Another concerned woman asked how being forced to view a sonogram was not mental and emotional abuse. Northup answered that the case may be decided on the papers, but if it goes to trial, this issue would be brought up. She gave an example of a case in Peru in which a woman was, as characterized by an outraged audience member, “forced to give birth” because she couldn’t afford an abortion. Northup explained that a 1980 Supreme Court decision found that even abortions deemed medically necessary would not be funded, because the government is not responsible for problems not of its own making, and considered poverty not a problem of the government’s making. Laughter from the audience, and Northup said dryly, “I don’t have to impact that for you.”
In the land of CRR, Northup, PP, and the pro-aborts, if you are poor and/or pregnant, it is all the government’s fault.
One of the very few, if not the only, young women in the crowd, a black woman of about college age, brought up the upcoming 40 Days for Life campaign, which she called a “marketing scheme.” She mentioned a couple local colleges – the University of North Texas in Denton and SMU in Dallas – which intended to start a blog and engage in other activities to combat the pro-life presence in the city during that time. The young woman wanted to know what response PPNT was planning, and before stepping aside to let Kelly Hart field the question, Northup got in a final last bit of slander when she urged the audience to keep in mind that those anti-choice protesters often secretly go have abortions at the very clinics at which they protest, and then go back to “yelling” at women.
Aside from a brief enjoiner to check Facebook and Twitter and sign up for email updates about PP’s response to 40 Days for Life, that was the end of the presentation. I couldn’t leave fast enough. A fight-or-flight response kicked in, and I nearly ran the two blocks to my car. It took a couple hours before I stopped bursting into tears periodically.
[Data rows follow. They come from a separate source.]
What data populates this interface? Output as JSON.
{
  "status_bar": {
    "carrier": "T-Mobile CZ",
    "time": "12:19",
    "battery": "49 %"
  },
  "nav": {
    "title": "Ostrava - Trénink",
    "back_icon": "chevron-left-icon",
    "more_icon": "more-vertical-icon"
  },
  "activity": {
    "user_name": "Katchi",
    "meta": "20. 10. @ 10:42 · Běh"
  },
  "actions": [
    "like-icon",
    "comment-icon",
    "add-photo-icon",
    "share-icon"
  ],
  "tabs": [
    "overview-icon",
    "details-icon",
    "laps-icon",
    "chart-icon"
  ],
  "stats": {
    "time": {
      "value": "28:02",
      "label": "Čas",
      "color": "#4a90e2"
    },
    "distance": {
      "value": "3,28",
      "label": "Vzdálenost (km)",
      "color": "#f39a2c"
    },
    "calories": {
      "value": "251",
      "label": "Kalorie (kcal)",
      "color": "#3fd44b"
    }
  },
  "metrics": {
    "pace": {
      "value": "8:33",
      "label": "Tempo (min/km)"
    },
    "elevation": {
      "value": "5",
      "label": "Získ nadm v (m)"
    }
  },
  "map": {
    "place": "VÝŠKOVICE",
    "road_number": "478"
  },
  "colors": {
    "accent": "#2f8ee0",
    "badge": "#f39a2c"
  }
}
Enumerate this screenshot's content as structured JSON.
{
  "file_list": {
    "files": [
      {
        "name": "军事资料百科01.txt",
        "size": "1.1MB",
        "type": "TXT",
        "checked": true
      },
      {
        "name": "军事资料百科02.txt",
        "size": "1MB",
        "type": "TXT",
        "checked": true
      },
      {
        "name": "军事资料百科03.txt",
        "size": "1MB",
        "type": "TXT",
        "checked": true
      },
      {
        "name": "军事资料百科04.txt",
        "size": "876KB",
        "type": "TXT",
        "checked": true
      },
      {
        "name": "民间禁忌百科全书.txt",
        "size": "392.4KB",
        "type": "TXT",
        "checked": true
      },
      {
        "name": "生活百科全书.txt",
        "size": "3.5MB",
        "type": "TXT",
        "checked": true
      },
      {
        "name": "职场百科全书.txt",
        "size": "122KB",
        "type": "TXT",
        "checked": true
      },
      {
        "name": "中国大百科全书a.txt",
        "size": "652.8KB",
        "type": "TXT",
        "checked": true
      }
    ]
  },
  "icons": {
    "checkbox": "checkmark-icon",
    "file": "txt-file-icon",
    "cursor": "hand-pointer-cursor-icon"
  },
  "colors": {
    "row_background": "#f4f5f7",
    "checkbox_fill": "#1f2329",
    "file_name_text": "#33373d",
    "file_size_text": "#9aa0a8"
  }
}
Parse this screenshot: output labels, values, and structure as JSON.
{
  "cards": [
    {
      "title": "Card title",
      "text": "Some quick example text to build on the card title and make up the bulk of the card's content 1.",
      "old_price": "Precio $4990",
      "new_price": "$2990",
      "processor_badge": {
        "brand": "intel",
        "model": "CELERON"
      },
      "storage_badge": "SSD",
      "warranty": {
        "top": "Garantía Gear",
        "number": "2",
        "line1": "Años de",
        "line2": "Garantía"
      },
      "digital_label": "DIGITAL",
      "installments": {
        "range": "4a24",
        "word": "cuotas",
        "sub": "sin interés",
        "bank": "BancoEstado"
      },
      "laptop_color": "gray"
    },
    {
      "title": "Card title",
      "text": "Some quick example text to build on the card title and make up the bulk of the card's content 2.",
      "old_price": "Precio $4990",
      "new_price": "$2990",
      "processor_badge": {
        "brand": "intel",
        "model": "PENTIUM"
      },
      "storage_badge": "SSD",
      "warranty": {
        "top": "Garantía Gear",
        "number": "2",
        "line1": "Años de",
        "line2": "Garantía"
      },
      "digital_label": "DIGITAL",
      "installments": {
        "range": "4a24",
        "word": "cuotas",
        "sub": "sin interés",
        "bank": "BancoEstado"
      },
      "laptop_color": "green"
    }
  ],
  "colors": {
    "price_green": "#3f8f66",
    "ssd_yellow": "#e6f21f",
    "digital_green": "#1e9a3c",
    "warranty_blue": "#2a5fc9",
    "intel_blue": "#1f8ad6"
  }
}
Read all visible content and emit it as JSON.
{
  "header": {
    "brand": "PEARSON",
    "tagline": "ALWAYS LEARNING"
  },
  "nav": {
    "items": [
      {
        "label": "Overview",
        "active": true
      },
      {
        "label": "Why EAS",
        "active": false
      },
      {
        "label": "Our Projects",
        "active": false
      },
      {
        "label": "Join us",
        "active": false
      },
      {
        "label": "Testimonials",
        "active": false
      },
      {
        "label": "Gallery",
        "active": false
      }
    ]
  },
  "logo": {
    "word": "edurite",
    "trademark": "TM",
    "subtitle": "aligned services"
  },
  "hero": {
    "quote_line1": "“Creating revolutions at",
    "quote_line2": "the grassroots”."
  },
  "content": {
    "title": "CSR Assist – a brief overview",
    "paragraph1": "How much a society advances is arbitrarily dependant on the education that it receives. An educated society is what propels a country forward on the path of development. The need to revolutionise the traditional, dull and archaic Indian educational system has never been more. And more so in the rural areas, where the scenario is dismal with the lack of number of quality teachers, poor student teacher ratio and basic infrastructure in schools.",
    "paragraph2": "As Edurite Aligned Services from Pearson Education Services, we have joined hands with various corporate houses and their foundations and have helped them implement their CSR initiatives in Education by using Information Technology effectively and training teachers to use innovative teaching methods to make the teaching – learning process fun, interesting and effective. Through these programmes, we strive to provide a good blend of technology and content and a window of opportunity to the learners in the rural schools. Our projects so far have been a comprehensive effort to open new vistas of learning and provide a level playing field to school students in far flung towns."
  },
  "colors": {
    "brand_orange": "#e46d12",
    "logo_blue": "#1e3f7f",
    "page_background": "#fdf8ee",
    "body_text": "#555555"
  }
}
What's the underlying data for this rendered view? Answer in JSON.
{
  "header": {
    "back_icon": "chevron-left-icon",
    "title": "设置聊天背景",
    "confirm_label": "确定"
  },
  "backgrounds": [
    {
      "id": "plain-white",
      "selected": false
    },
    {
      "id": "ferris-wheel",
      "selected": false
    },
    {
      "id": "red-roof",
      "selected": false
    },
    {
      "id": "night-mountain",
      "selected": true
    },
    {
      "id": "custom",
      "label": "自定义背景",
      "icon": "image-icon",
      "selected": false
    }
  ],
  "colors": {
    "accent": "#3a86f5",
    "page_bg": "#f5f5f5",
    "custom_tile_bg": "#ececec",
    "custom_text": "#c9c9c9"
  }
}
I was upset because I had seen evil, and evil was mundane. Evil had a very impressive law degree and sensible brown shoes. Evil sat in pews around me with folded arms, feeling very concerned about the plight of poor women, wearing pants it bought at Macy’s. Evil looked like people you see at the grocery store. And, most terrifying of all, evil thought it was doing good.
I immediately transcribed my notes for those who might find it useful and sent them off, and have spent the week since the meeting reflecting on what I learned, which is basically this: that it is just as bad as we fear it is, but it’s far worse for them. The pro-life movement is making headway, and they know it.
Whatever it is you’re doing, keep doing it, and do more of it.
Meanwhile, Northup says CRR is expecting a decision in the Sonogram Bill lawsuit by the end of the year. I’ll keep you posted.